# Benchmark algorithm for isomorphism of OA's

#### Scheme

As in "Classifier":
 - Generate one OA to test against
 -  generate a dataset of OA's, balanced 50% iso and 50% non-iso
 - measure the performance of the algorithm
 - Test against the computational complexity of other (exact) approaches
    

### Remarks:
As per the theory, it only makes sense to use **switch** isomorphisms, so at most there are $2^d$ isomorphs of each array.
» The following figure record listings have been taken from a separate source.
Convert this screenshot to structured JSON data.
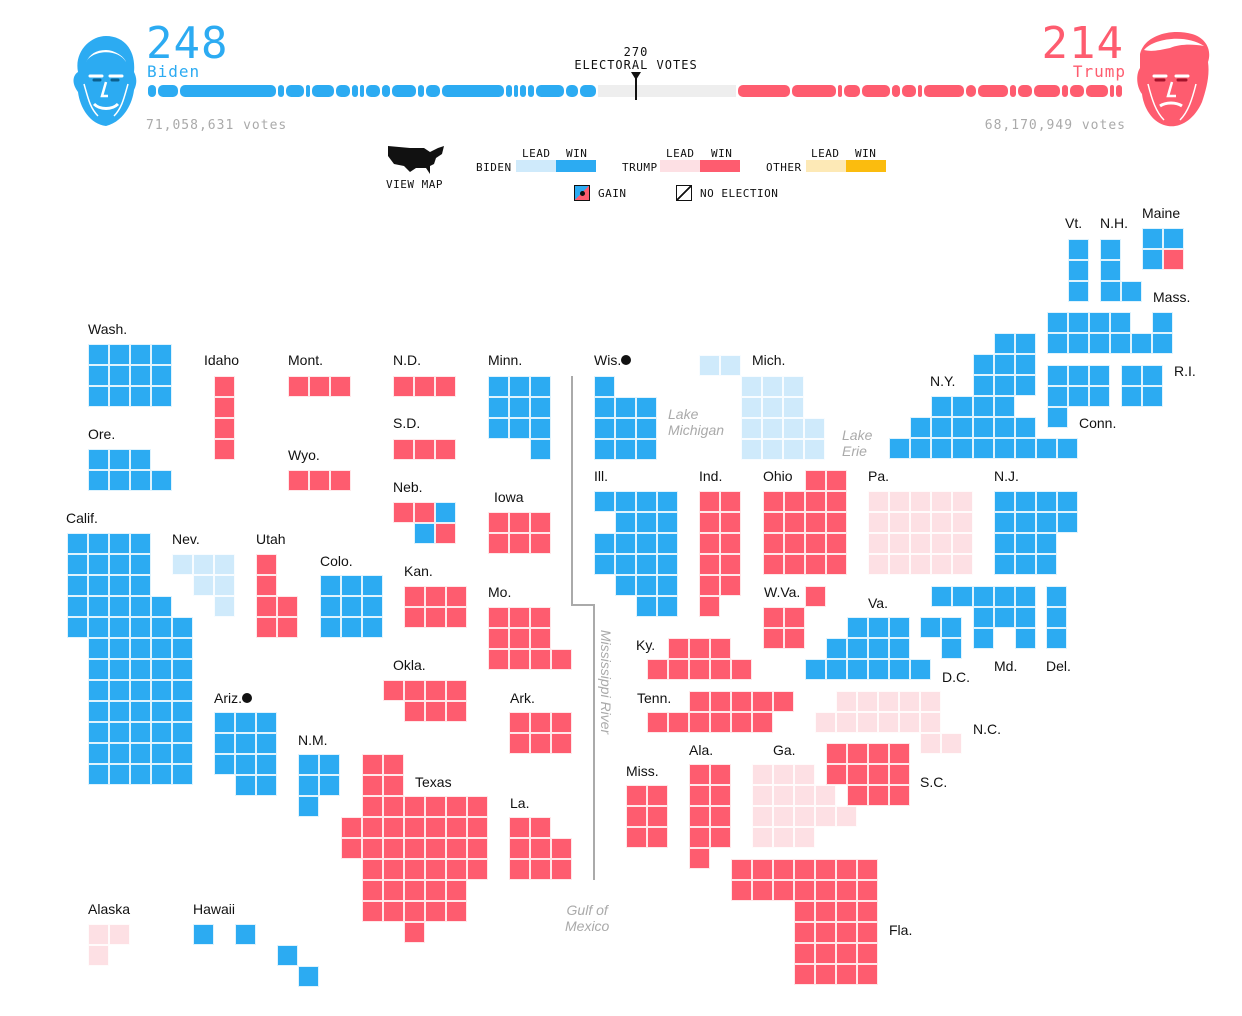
{
  "header": {
    "biden": {
      "electoral_votes": "248",
      "name": "Biden",
      "popular_votes": "71,058,631 votes"
    },
    "trump": {
      "electoral_votes": "214",
      "name": "Trump",
      "popular_votes": "68,170,949 votes"
    },
    "threshold": {
      "value": "270",
      "label": "ELECTORAL VOTES"
    }
  },
  "controls": {
    "view_map_label": "VIEW MAP"
  },
  "legend": {
    "lead": "LEAD",
    "win": "WIN",
    "biden": "BIDEN",
    "trump": "TRUMP",
    "other": "OTHER",
    "gain": "GAIN",
    "no_election": "NO ELECTION"
  },
  "colors": {
    "biden_win": "#2cabf2",
    "biden_lead": "#cfeafb",
    "trump_win": "#fe5c6f",
    "trump_lead": "#fde0e4",
    "other_lead": "#fde9b6",
    "other_win": "#fbbc0e",
    "remaining": "#eeeeee"
  },
  "map_labels": {
    "wa": "Wash.",
    "or": "Ore.",
    "ca": "Calif.",
    "id": "Idaho",
    "nv": "Nev.",
    "ut": "Utah",
    "az": "Ariz.",
    "mt": "Mont.",
    "wy": "Wyo.",
    "co": "Colo.",
    "nm": "N.M.",
    "nd": "N.D.",
    "sd": "S.D.",
    "ne": "Neb.",
    "ks": "Kan.",
    "ok": "Okla.",
    "tx": "Texas",
    "mn": "Minn.",
    "ia": "Iowa",
    "mo": "Mo.",
    "ar": "Ark.",
    "la": "La.",
    "wi": "Wis.",
    "il": "Ill.",
    "mi": "Mich.",
    "in": "Ind.",
    "oh": "Ohio",
    "ky": "Ky.",
    "tn": "Tenn.",
    "ms": "Miss.",
    "al": "Ala.",
    "ga": "Ga.",
    "fl": "Fla.",
    "sc": "S.C.",
    "nc": "N.C.",
    "va": "Va.",
    "wv": "W.Va.",
    "pa": "Pa.",
    "ny": "N.Y.",
    "nj": "N.J.",
    "md": "Md.",
    "de": "Del.",
    "dc": "D.C.",
    "vt": "Vt.",
    "nh": "N.H.",
    "me": "Maine",
    "ma": "Mass.",
    "ri": "R.I.",
    "ct": "Conn.",
    "ak": "Alaska",
    "hi": "Hawaii"
  },
  "geo_labels": {
    "lake_michigan": "Lake\nMichigan",
    "lake_erie": "Lake\nErie",
    "mississippi": "Mississippi River",
    "gulf": "Gulf of\nMexico"
  },
  "states": [
    {
      "abbr": "WA",
      "status": "biden_win",
      "ev": 12
    },
    {
      "abbr": "OR",
      "status": "biden_win",
      "ev": 7
    },
    {
      "abbr": "CA",
      "status": "biden_win",
      "ev": 55
    },
    {
      "abbr": "ID",
      "status": "trump_win",
      "ev": 4
    },
    {
      "abbr": "NV",
      "status": "biden_lead",
      "ev": 6
    },
    {
      "abbr": "UT",
      "status": "trump_win",
      "ev": 6
    },
    {
      "abbr": "AZ",
      "status": "biden_win",
      "ev": 11,
      "gain": true
    },
    {
      "abbr": "MT",
      "status": "trump_win",
      "ev": 3
    },
    {
      "abbr": "WY",
      "status": "trump_win",
      "ev": 3
    },
    {
      "abbr": "CO",
      "status": "biden_win",
      "ev": 9
    },
    {
      "abbr": "NM",
      "status": "biden_win",
      "ev": 5
    },
    {
      "abbr": "ND",
      "status": "trump_win",
      "ev": 3
    },
    {
      "abbr": "SD",
      "status": "trump_win",
      "ev": 3
    },
    {
      "abbr": "NE",
      "status": "trump_win",
      "ev": 5,
      "split_biden": 1
    },
    {
      "abbr": "KS",
      "status": "trump_win",
      "ev": 6
    },
    {
      "abbr": "OK",
      "status": "trump_win",
      "ev": 7
    },
    {
      "abbr": "TX",
      "status": "trump_win",
      "ev": 38
    },
    {
      "abbr": "MN",
      "status": "biden_win",
      "ev": 10
    },
    {
      "abbr": "IA",
      "status": "trump_win",
      "ev": 6
    },
    {
      "abbr": "MO",
      "status": "trump_win",
      "ev": 10
    },
    {
      "abbr": "AR",
      "status": "trump_win",
      "ev": 6
    },
    {
      "abbr": "LA",
      "status": "trump_win",
      "ev": 8
    },
    {
      "abbr": "WI",
      "status": "biden_win",
      "ev": 10,
      "gain": true
    },
    {
      "abbr": "IL",
      "status": "biden_win",
      "ev": 20
    },
    {
      "abbr": "MI",
      "status": "biden_lead",
      "ev": 16
    },
    {
      "abbr": "IN",
      "status": "trump_win",
      "ev": 11
    },
    {
      "abbr": "OH",
      "status": "trump_win",
      "ev": 18
    },
    {
      "abbr": "KY",
      "status": "trump_win",
      "ev": 8
    },
    {
      "abbr": "TN",
      "status": "trump_win",
      "ev": 11
    },
    {
      "abbr": "MS",
      "status": "trump_win",
      "ev": 6
    },
    {
      "abbr": "AL",
      "status": "trump_win",
      "ev": 9
    },
    {
      "abbr": "GA",
      "status": "trump_lead",
      "ev": 16
    },
    {
      "abbr": "FL",
      "status": "trump_win",
      "ev": 29
    },
    {
      "abbr": "SC",
      "status": "trump_win",
      "ev": 9
    },
    {
      "abbr": "NC",
      "status": "trump_lead",
      "ev": 15
    },
    {
      "abbr": "VA",
      "status": "biden_win",
      "ev": 13
    },
    {
      "abbr": "WV",
      "status": "trump_win",
      "ev": 5
    },
    {
      "abbr": "PA",
      "status": "trump_lead",
      "ev": 20
    },
    {
      "abbr": "NY",
      "status": "biden_win",
      "ev": 29
    },
    {
      "abbr": "NJ",
      "status": "biden_win",
      "ev": 14
    },
    {
      "abbr": "MD",
      "status": "biden_win",
      "ev": 10
    },
    {
      "abbr": "DE",
      "status": "biden_win",
      "ev": 3
    },
    {
      "abbr": "DC",
      "status": "biden_win",
      "ev": 3
    },
    {
      "abbr": "VT",
      "status": "biden_win",
      "ev": 3
    },
    {
      "abbr": "NH",
      "status": "biden_win",
      "ev": 4
    },
    {
      "abbr": "ME",
      "status": "biden_win",
      "ev": 4,
      "split_trump": 1
    },
    {
      "abbr": "MA",
      "status": "biden_win",
      "ev": 11
    },
    {
      "abbr": "RI",
      "status": "biden_win",
      "ev": 4
    },
    {
      "abbr": "CT",
      "status": "biden_win",
      "ev": 7
    },
    {
      "abbr": "AK",
      "status": "trump_lead",
      "ev": 3
    },
    {
      "abbr": "HI",
      "status": "biden_win",
      "ev": 4
    }
  ]
}
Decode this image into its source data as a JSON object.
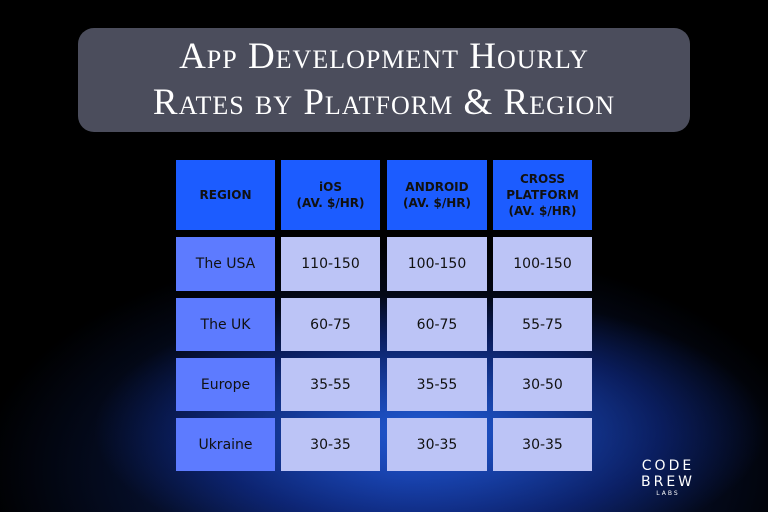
{
  "title_lines": [
    "App Development Hourly",
    "Rates by Platform & Region"
  ],
  "table": {
    "header": [
      "REGION",
      "iOS\n(AV. $/HR)",
      "ANDROID\n(AV. $/HR)",
      "CROSS\nPLATFORM\n(AV. $/HR)"
    ],
    "rows": [
      [
        "The USA",
        "110-150",
        "100-150",
        "100-150"
      ],
      [
        "The UK",
        "60-75",
        "60-75",
        "55-75"
      ],
      [
        "Europe",
        "35-55",
        "35-55",
        "30-50"
      ],
      [
        "Ukraine",
        "30-35",
        "30-35",
        "30-35"
      ]
    ]
  },
  "logo": {
    "name": "CODE BREW",
    "sub": "LABS"
  }
}
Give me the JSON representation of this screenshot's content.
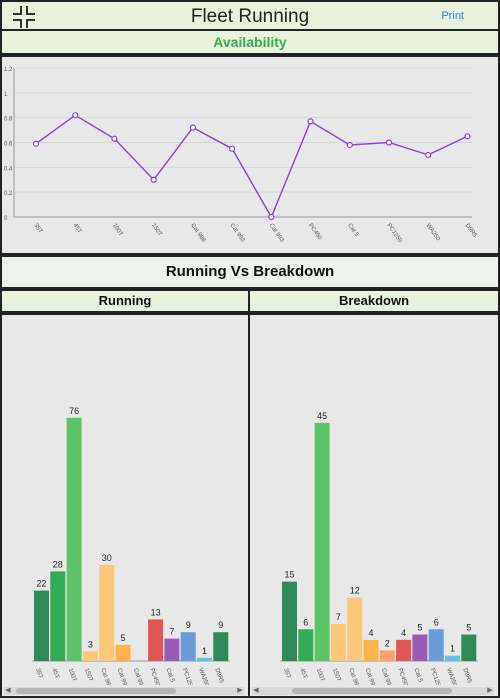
{
  "header": {
    "title": "Fleet Running",
    "print_label": "Print",
    "menu_icon": "expand-corners-icon"
  },
  "availability": {
    "title": "Availability",
    "chart_data": {
      "type": "line",
      "title": "",
      "xlabel": "",
      "ylabel": "",
      "categories": [
        "35T",
        "45T",
        "100T",
        "150T",
        "Cat 988",
        "Cat 992",
        "Cat 993",
        "PC450",
        "Cat 5",
        "PC1250",
        "WA250",
        "D9R5"
      ],
      "values": [
        0.59,
        0.82,
        0.63,
        0.3,
        0.72,
        0.55,
        0.0,
        0.77,
        0.58,
        0.6,
        0.5,
        0.65
      ],
      "yticks": [
        "0",
        "0.2",
        "0.4",
        "0.6",
        "0.8",
        "1",
        "1.2"
      ],
      "ylim": [
        0,
        1.2
      ],
      "color": "#8a3fe0",
      "grid": true
    }
  },
  "comparison": {
    "title": "Running Vs Breakdown",
    "running": {
      "title": "Running",
      "chart_data": {
        "type": "bar",
        "title": "",
        "categories": [
          "35T",
          "45T",
          "100T",
          "150T",
          "Cat 988",
          "Cat 992",
          "Cat 993",
          "PC450",
          "Cat 5",
          "PC1250",
          "WA250",
          "D9R5"
        ],
        "values": [
          22,
          28,
          76,
          3,
          30,
          5,
          0,
          13,
          7,
          9,
          1,
          9
        ],
        "colors": [
          "#2e8b57",
          "#33aa55",
          "#5cc466",
          "#fac878",
          "#fac878",
          "#ffb347",
          "#ff9f6b",
          "#e05555",
          "#9b59b6",
          "#6a9ad8",
          "#5bc0eb",
          "#2e8b57"
        ],
        "ylim": [
          0,
          80
        ]
      }
    },
    "breakdown": {
      "title": "Breakdown",
      "chart_data": {
        "type": "bar",
        "title": "",
        "categories": [
          "35T",
          "45T",
          "100T",
          "150T",
          "Cat 988",
          "Cat 992",
          "Cat 993",
          "PC450",
          "Cat 5",
          "PC1250",
          "WA250",
          "D9R5"
        ],
        "values": [
          15,
          6,
          45,
          7,
          12,
          4,
          2,
          4,
          5,
          6,
          1,
          5
        ],
        "colors": [
          "#2e8b57",
          "#33aa55",
          "#5cc466",
          "#fac878",
          "#fac878",
          "#ffb347",
          "#ff9f6b",
          "#e05555",
          "#9b59b6",
          "#6a9ad8",
          "#5bc0eb",
          "#2e8b57"
        ],
        "ylim": [
          0,
          48
        ]
      }
    }
  }
}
It makes no sense to use "sampleChildren" larger than this

Imports

In [1]:
import os
import os.path

import numpy as np
from statistics.pmf import PMF
from statistics.OA import OA, genOA, genFiltrations
from statistics.OAIso import allIsomorphisms, allSwitchIsomorphisms
from persistence.pers import compute_perm_classes, persistencePairs, WasDistances, BotDistances, Was1DDistances, DistancesDistr
from persistence.distances import wasserstein2DNoDiag, wasserstein1D

#These are not necessary
#from geometry.polytope import Polytope, computePolytope
#from geometry.polytope import conditionsOA3, conditionsOA4, conditionsOA5

import random

#from scipy.spatial import distance_matrix
import matplotlib.pyplot as plt
import pandas as pd

### Parameters

In [2]:
N = 24
d = 5


sampleChildren = 500
sampleChildren = 32
loop = 500


### Complexity Comparison

We are now sure that the normal form of on OA gives a unique representative of its iso class. It is computed by the LMC test (lexicographically minimum by columns), described in Schoen, Eendebak, Nguyen (2009). Its complexity is not straightforward, but we could estimate that for the positive case (array is minimal) it is of the same order as $d! 2^2$. It is implemented in the `oapackage` library as `reduceLMCform( arr )`.

Our test has a tunable complexity, so in case the exact complexity is impractical, we could still provide as answer with a certain amount of confidence. We can showcase it by describing the accuracy curve as a function of complexity (% of correct guesses as a function of how many loop iterations). Notice we do at most $2^d$ iterations (number of switch isomorphisms) (in fact we could remove one as we do not use the identity). 

One goal would be to identify whether the exact complexity is greater or smaller than $2^d$. The other one would be to idenify if, for example, the 50-50 threshold (which is equivalent to chance for a binary test) sits at a sufficiently small fraction of the complexity of the exact test.